How a Small Change Can Reshape the Universe

The results showed that the influence of dark energy variations alone was relatively subtle. However, once the researchers adjusted the cosmological parameters in line with DESI data -- particularly increasing the matter density by about 10% -- the differences became striking. A higher matter density strengthens gravitational attraction, which accelerates the formation of massive clusters of galaxies. In this scenario, the DESI-based DDE model predicted as much as 70% more massive clusters in the early Universe than the standard model. These clusters form the cosmic framework on which galaxies and galaxy groups assemble.

The team also examined baryonic acoustic oscillations (BAOs) -- patterns left behind by sound waves in the early Universe that serve as "cosmic rulers" for measuring distances. In the DESI-derived DDE simulation, the BAO peak shifted by 3.71% toward smaller scales, closely matching DESI's actual observations. This strong agreement confirmed that the model not only reflects theoretical predictions but also aligns well with real-world data.

Mapping Galaxy Clusters and Cosmic Structure

In addition, the researchers analyzed how galaxies cluster throughout the cosmos.

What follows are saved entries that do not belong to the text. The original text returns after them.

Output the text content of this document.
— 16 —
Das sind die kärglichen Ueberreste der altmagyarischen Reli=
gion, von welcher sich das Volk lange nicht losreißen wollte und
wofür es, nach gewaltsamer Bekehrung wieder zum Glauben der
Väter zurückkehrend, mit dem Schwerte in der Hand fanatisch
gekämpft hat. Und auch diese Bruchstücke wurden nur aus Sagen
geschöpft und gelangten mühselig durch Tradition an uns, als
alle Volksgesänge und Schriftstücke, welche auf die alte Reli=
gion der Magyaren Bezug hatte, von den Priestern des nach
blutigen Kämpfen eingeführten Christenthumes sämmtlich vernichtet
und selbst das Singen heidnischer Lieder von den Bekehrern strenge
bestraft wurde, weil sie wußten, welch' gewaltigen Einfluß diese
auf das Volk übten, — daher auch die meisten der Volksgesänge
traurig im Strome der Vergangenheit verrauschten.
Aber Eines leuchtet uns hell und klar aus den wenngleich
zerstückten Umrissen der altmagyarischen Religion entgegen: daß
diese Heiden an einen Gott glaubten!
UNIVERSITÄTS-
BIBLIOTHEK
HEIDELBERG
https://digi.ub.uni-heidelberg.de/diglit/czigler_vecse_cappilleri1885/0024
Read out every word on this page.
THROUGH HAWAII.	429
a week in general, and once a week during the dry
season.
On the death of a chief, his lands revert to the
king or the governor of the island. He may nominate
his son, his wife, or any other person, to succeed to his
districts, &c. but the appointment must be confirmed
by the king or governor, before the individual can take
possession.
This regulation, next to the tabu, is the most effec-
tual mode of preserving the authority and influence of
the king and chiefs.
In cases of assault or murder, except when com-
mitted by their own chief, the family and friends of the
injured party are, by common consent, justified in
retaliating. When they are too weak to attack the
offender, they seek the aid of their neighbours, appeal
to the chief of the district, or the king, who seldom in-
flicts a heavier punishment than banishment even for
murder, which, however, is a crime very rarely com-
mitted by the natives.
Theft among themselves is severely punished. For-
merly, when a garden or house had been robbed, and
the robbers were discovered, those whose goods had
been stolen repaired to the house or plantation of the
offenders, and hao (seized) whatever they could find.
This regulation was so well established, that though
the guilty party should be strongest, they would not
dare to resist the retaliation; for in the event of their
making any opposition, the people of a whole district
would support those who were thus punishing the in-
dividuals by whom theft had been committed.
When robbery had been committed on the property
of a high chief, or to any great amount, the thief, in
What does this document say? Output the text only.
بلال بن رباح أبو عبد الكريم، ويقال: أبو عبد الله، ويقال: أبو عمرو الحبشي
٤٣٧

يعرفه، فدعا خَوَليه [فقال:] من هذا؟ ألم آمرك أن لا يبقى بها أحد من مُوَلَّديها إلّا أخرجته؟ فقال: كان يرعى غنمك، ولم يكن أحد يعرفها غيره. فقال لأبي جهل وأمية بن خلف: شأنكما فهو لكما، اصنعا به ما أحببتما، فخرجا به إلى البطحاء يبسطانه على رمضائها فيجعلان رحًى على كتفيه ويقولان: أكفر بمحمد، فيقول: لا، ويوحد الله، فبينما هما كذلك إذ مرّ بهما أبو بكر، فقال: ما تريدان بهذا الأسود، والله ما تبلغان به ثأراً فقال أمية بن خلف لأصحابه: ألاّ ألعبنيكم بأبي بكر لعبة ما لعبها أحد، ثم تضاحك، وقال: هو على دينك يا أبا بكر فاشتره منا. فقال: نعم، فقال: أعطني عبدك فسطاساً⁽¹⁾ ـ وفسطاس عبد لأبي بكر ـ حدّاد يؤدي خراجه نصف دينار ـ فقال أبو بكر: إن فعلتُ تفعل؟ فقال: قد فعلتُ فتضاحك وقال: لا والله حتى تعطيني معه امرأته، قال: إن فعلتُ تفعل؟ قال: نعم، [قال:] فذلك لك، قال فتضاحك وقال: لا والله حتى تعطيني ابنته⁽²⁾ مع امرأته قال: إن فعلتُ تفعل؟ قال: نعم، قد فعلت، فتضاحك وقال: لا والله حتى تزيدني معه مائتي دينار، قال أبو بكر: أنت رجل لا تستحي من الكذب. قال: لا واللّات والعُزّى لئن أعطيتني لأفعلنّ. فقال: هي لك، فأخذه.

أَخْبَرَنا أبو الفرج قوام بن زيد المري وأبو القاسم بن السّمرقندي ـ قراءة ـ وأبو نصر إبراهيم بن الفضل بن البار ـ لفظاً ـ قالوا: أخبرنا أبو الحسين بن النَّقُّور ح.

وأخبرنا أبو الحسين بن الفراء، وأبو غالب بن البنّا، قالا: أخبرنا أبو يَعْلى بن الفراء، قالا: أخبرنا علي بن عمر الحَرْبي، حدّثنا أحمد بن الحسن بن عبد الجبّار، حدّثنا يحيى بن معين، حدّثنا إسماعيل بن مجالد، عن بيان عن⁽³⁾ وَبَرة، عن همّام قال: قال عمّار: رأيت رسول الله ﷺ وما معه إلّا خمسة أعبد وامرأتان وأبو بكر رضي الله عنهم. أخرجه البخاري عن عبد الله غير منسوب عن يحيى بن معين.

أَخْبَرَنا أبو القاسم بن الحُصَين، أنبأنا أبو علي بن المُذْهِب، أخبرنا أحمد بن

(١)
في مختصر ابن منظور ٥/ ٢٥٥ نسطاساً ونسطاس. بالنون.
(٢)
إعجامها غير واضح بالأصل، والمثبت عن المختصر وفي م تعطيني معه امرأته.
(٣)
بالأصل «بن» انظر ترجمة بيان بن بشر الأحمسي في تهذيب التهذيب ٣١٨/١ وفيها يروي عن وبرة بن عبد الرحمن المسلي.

The DESI-based DDE model produced noticeably stronger clustering than the standard ΛCDM version, particularly on smaller scales. The enhanced clustering directly results from the higher matter density, which amplifies gravitational binding. This close match between simulation and observation further supports the validity of the dynamic dark energy model.

Overall, the team's findings clarify how both dark energy and matter density shape the large-scale structure of the Universe. "Our large simulations demonstrate that variations in cosmological parameters, particularly the matter density in the Universe, have a greater influence on structure formation than the DDE component alone," says Dr. Ishiyama.

Preparing for the Next Generation of Cosmic Surveys

With new observational campaigns on the horizon, these simulations will play a crucial role in interpreting upcoming results. "In the near future, large-scale galaxy surveys from the Subaru Prime Focus Spectrograph and DESI are expected to significantly improve measurements of cosmological parameters. This study provides a theoretical basis for interpreting such upcoming data," concludes Dr. Ishiyama.